La misura di protezione è stata ratificata mercoledì mattina dal prefetto di Milano Renato Saccone. Il provvedimento è dovuto principalmente all’escalation di insulti e minacce rivolti sui social contro la senatrice e per i suoi sempre maggiori impegni pubblici.

Come riporta il Corriere della Sera, tecnicamente  il livello di difesa è una tutela, che prevede la presenza dei carabinieri in ogni spostamento e uscita pubblica della senatrice, contro la quale martedì Forza Nuova ha esposto uno striscione, nei dintorni del teatro di via Fezzan, a Milano, dove Liliana Segre incontrava assieme a don Gino Rigoldi cinquecento studenti.

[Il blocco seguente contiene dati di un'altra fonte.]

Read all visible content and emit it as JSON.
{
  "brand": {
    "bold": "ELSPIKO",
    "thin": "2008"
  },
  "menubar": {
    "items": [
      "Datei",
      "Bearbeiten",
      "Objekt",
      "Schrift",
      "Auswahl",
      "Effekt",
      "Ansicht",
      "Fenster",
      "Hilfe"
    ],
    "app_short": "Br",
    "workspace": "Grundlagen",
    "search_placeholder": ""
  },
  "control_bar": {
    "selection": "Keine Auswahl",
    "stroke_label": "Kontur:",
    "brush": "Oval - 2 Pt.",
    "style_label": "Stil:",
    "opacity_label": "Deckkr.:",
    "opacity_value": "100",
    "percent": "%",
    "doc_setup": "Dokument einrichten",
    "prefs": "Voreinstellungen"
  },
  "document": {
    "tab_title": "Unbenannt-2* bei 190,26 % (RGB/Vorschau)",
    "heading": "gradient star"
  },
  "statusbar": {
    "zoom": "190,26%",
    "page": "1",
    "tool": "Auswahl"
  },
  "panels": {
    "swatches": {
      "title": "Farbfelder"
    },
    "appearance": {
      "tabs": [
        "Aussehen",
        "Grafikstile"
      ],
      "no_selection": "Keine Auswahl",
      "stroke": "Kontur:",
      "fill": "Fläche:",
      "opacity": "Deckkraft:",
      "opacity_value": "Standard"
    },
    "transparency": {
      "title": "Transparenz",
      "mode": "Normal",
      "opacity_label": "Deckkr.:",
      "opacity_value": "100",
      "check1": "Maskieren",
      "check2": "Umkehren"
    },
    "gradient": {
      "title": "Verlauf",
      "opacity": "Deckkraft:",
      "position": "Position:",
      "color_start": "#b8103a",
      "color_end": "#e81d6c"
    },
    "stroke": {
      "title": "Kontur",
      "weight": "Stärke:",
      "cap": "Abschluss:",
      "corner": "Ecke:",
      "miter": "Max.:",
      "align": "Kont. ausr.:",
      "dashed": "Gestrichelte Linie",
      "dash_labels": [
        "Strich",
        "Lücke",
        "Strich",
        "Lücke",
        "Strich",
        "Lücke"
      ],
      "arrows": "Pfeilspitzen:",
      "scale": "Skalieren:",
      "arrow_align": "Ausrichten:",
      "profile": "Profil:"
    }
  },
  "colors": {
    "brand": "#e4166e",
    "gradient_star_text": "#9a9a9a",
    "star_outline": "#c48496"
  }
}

Proprio l’aumento esponenziale delle minacce, unitamente all’elevato numero di eventi con protagonista la senatrice, che a 89 anni, instancabile, mai si sottrae agli inviti a dibattiti e convegni, ha accelerato la decisione della scorta. Una misura necessaria nei confronti di una donna che, per sua stessa ammissione, attraverso i canali dei social network riceve in media ogni giorno duecento messaggi incitanti all’odio razziale.

L’origine della campagna di violenza non è di queste ore: risale (almeno) al 2018, quando era stato aperto un fascicolo in Procura sotto il coordinamento del pool antiterrorismo del magistrato Alberto Nobili, ma è stato l’attuale ministro dell’Interno Luciana Lamorgese a inserire il provvedimento di tutela nelle priorità.